Strategies for treatment of obesity - Beyond the Guidelines
USA: One of the most challenging aspects of primary care in obese patients is counseling them about weight management. Scott Kahan, National Center for Weight and Wellness, Washington, DC, and JoAnn E. Manson, Department of Epidemiology, Harvard T.H. Chan School of Public Health, Boston, Massachusetts have a released convenient “ABCDEF” framework, published in the journal JAMA, to guide weight counseling in primary care settings.
A. Ask “permission” before discussing obesity
It may seem awkward to ask patients for permission to discuss a clinical issue, but doing so supports patients’ autonomy and is a respectful and strategic way to broach a sensitive topic. Patients who decline counseling will nonetheless know that they can seek support when they are ready.
B. Be systematic in the clinical workup
Advising patients to “just eat less and exercise more” is unhelpful, especially for patients affected by binge eating disorder, adverse childhood experiences and trauma, medication-induced weight gain, and other common contributors to weight gain. A clinical problem-solving approach should be used, with an eye toward identifying causes and leverage points. Elicit a weight history and explore the patient’s weight trajectory, what has contributed to weight gain, what has or has not worked in the past, and barriers that may get in the way of sustained behavioral changes.

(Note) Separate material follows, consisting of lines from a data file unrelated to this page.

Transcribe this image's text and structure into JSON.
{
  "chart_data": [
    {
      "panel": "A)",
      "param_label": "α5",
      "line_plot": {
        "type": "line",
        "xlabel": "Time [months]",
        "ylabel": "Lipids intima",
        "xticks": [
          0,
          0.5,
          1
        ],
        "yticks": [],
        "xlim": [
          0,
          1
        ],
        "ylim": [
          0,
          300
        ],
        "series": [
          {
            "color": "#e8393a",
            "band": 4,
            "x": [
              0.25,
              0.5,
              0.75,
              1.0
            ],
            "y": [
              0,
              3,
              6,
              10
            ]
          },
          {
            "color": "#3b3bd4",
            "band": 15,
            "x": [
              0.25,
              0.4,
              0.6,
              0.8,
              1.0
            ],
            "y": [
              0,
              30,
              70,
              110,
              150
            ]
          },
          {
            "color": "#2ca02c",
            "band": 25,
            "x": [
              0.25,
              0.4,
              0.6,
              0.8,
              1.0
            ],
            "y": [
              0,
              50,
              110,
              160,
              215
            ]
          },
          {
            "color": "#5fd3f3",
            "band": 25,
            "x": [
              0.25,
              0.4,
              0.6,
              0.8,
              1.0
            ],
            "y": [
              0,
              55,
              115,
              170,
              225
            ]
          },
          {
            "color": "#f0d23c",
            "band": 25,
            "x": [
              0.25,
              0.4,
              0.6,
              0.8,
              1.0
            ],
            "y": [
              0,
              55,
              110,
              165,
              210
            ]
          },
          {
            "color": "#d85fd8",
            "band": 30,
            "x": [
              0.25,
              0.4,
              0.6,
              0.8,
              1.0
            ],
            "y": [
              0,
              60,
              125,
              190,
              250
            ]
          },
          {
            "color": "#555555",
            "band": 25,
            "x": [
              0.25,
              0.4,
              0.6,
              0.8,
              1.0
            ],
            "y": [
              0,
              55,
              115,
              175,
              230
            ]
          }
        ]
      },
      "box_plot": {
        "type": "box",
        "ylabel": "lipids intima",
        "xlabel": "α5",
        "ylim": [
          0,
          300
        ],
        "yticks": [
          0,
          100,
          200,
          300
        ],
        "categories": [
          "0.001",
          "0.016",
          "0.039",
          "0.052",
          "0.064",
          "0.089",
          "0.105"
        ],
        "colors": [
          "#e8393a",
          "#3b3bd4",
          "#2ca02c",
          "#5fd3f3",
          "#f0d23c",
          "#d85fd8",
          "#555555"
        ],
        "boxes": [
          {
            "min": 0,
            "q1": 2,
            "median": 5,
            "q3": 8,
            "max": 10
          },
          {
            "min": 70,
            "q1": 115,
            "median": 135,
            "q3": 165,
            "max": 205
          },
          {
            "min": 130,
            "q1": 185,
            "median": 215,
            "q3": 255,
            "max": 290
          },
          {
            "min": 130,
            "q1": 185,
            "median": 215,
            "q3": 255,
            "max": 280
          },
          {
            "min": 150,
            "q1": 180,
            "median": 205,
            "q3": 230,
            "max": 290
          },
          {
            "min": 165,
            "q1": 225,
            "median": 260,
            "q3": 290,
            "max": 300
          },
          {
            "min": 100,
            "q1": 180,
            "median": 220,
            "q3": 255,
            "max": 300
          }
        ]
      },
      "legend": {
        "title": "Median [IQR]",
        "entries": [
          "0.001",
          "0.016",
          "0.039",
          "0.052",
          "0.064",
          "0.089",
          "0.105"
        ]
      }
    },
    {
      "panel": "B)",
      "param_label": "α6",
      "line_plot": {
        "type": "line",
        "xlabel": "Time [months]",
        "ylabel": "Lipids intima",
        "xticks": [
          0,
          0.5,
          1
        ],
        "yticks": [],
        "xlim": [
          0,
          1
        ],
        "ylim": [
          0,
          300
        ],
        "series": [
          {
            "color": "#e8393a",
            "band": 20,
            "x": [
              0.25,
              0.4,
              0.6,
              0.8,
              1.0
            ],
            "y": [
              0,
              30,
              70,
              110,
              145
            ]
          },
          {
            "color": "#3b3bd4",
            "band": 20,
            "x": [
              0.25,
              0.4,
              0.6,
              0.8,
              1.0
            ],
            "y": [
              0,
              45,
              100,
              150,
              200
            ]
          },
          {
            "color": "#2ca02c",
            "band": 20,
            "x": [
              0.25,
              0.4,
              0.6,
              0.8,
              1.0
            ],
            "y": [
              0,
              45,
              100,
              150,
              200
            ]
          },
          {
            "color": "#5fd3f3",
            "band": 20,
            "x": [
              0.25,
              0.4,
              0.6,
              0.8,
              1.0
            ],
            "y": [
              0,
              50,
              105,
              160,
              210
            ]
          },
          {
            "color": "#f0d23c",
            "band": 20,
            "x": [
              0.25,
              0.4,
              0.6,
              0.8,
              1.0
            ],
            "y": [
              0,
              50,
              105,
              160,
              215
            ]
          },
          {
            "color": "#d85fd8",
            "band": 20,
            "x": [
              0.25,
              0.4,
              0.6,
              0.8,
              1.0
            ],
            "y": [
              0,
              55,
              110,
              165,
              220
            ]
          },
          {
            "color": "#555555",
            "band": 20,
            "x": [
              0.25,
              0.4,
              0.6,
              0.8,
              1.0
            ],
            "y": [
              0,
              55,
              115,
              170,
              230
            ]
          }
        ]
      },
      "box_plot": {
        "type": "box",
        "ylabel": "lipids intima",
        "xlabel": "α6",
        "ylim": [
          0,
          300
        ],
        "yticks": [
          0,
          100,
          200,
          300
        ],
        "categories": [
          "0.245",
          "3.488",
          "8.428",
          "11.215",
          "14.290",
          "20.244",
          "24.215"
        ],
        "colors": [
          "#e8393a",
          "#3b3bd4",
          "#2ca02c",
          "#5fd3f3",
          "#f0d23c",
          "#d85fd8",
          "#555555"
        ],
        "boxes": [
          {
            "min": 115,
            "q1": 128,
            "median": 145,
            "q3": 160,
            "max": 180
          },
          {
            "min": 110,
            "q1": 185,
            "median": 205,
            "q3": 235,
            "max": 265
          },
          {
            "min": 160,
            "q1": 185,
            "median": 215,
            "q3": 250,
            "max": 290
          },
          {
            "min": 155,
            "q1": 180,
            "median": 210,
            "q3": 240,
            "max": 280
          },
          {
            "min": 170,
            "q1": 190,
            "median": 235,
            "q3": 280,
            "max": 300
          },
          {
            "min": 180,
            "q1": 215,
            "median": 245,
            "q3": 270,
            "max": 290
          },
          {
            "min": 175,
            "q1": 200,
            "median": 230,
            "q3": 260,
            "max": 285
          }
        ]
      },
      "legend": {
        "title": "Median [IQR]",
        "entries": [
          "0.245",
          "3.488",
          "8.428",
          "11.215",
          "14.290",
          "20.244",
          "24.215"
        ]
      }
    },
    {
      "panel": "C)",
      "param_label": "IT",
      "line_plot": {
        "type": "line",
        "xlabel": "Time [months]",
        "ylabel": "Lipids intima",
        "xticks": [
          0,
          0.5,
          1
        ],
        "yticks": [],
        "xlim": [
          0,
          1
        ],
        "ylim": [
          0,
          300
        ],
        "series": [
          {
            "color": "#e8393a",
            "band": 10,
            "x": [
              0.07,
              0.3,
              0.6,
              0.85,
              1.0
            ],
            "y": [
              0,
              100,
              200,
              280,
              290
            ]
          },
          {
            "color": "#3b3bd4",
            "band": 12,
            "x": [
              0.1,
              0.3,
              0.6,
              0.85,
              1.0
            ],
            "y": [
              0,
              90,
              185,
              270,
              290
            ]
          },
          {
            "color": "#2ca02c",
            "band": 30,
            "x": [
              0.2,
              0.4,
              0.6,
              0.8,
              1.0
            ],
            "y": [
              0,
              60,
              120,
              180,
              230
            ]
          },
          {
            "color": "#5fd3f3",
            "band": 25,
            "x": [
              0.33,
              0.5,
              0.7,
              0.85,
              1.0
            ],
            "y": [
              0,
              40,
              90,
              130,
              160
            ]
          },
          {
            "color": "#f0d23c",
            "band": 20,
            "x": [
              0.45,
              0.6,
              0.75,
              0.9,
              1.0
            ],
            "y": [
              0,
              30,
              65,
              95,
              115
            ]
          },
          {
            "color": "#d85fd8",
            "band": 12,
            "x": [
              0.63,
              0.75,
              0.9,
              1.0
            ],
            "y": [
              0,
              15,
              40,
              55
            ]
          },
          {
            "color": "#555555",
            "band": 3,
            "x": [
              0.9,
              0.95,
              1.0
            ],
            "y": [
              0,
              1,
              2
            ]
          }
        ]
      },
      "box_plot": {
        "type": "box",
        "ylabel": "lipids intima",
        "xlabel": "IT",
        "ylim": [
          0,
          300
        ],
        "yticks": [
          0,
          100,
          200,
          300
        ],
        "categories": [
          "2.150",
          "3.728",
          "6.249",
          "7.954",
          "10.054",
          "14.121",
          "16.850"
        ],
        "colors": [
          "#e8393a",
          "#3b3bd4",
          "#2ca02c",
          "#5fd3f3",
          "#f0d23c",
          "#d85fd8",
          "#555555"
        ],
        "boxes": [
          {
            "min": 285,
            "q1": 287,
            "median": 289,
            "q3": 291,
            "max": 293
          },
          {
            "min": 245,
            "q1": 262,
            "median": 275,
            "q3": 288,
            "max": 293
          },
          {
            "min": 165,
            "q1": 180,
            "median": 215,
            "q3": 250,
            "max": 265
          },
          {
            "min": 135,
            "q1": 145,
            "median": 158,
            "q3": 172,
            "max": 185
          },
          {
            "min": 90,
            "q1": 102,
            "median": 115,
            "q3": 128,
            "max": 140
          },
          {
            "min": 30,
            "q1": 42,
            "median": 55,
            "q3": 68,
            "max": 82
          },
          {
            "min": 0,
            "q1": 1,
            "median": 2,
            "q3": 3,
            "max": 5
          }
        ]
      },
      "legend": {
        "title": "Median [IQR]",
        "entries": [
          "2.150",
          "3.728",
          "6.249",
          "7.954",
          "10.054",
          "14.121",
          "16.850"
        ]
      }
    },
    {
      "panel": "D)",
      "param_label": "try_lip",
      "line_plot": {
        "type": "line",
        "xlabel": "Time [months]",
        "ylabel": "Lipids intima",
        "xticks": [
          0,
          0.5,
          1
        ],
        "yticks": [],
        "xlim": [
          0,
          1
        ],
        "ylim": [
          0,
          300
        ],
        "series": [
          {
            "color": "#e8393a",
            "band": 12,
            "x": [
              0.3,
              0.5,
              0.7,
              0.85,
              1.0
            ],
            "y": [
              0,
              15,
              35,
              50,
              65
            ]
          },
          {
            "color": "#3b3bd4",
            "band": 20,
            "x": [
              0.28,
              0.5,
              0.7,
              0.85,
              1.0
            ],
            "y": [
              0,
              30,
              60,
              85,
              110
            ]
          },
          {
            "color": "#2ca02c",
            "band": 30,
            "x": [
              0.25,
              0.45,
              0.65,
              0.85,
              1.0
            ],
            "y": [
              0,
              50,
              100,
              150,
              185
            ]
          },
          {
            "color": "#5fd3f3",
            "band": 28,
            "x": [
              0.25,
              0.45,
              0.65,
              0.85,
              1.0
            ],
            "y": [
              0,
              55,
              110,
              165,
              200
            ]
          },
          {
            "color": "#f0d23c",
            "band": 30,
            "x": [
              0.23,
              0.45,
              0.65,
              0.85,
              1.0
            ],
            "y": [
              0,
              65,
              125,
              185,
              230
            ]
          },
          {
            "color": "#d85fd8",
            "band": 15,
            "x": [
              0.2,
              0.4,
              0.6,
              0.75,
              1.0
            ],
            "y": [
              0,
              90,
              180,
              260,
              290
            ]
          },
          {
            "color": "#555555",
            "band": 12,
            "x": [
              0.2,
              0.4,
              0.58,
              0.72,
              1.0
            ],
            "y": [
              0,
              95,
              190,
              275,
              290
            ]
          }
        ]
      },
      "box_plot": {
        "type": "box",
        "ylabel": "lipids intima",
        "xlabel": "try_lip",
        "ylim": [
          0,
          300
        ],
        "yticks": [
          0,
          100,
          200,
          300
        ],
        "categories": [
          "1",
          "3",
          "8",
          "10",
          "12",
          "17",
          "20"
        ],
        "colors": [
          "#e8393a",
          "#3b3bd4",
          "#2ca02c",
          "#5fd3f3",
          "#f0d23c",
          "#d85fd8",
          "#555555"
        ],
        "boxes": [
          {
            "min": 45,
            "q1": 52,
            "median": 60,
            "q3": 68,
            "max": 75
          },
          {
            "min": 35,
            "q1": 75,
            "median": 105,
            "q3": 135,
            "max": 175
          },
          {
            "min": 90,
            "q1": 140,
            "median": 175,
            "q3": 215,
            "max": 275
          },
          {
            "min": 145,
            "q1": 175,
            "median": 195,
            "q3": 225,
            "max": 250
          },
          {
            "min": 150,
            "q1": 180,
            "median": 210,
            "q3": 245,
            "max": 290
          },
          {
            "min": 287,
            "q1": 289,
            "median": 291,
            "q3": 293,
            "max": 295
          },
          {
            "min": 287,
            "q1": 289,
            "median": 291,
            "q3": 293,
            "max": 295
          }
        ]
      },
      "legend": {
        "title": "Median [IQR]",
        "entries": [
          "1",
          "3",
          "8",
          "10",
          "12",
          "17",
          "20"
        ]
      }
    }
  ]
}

C. Counseling and support improve weight loss perceptions
Support motivation by appealing to patients’ interests, values, and preferences. Because current evidence does not define a “best diet,” patients should be counseled on how to strategically decrease energy intake within a dietary pattern that is reasonably appealing and convenient. It remains important to encourage intake of whole foods and minimize ultra-processed foods and added sugars. Helping patients manage expectations is important; whereas achieving a “normal” weight is unrealistic for many patients, sustained weight loss of 5% to 10% is often achievable and improves health. Then, aiming for additional weight loss and positive behavioral changes over time is still an option.
D. Determine health status
Patients should be evaluated for weight-related health conditions (eg, diabetes, hypertension, sleep apnea, osteoarthritis), disability, and impaired quality of life so that intensity of treatment can be aligned with the severity of the disease. Obesity treatment is indicated when a patient’s weight affects health, quality of life, or functioning. In contrast, some excess weight beyond normative levels or societal norms in the absence of adverse health effects does not necessarily demand management beyond preventive monitoring.
E. Escalate treatment when appropriate
According to the USPSTF, current evidence is insufficient to recommend pharmacotherapy in healthy individuals, despite elevated weight. However, when excess weight is complicated by health risks and if a patient does not achieve enough improvement in weight and health with counseling alone, then obesity medications (BMI ≥27) approved by the US Food and Drug Administration (FDA) or bariatric surgery referral (BMI ≥35) should be considered. Medications and surgery lead to more weight loss and health improvements than behavioral counseling alone. In patients with type 2 diabetes mellitus (T2D), obesity medications combined with counseling improves hemoglobin A1c by 0.5% to 1.6%—as much improvement as with many FDA-approved diabetes medications; for patients at risk of T2D, medications decrease the risk for progression to T2D by as much as 40% to 80% over 2 to 4 years. Bariatric surgery improves numerous comorbidities and decreases mortality.
F. Follow up regularly and leverage available resources
Obesity will not be solved in a single clinic visit, yet only 24% of 3008 patients in a recent survey reported having a follow-up appointment scheduled after an initial weight loss discussion. Clinicians should offer support and monitor weight and other metrics, such as changes in waist circumference and weight-related risk factors, as well as subjective improvements in energy, mobility, and chronic pain symptoms. Frequent counseling is essential, but clinicians need not provide this alone. When expertise or time demands exceed the clinician’s capacity, referral of patients to other practitioners or services, such as obesity medicine physicians, registered dietitians, behavioral therapists, commercial or community programs, or digital and telehealth programs, should be considered.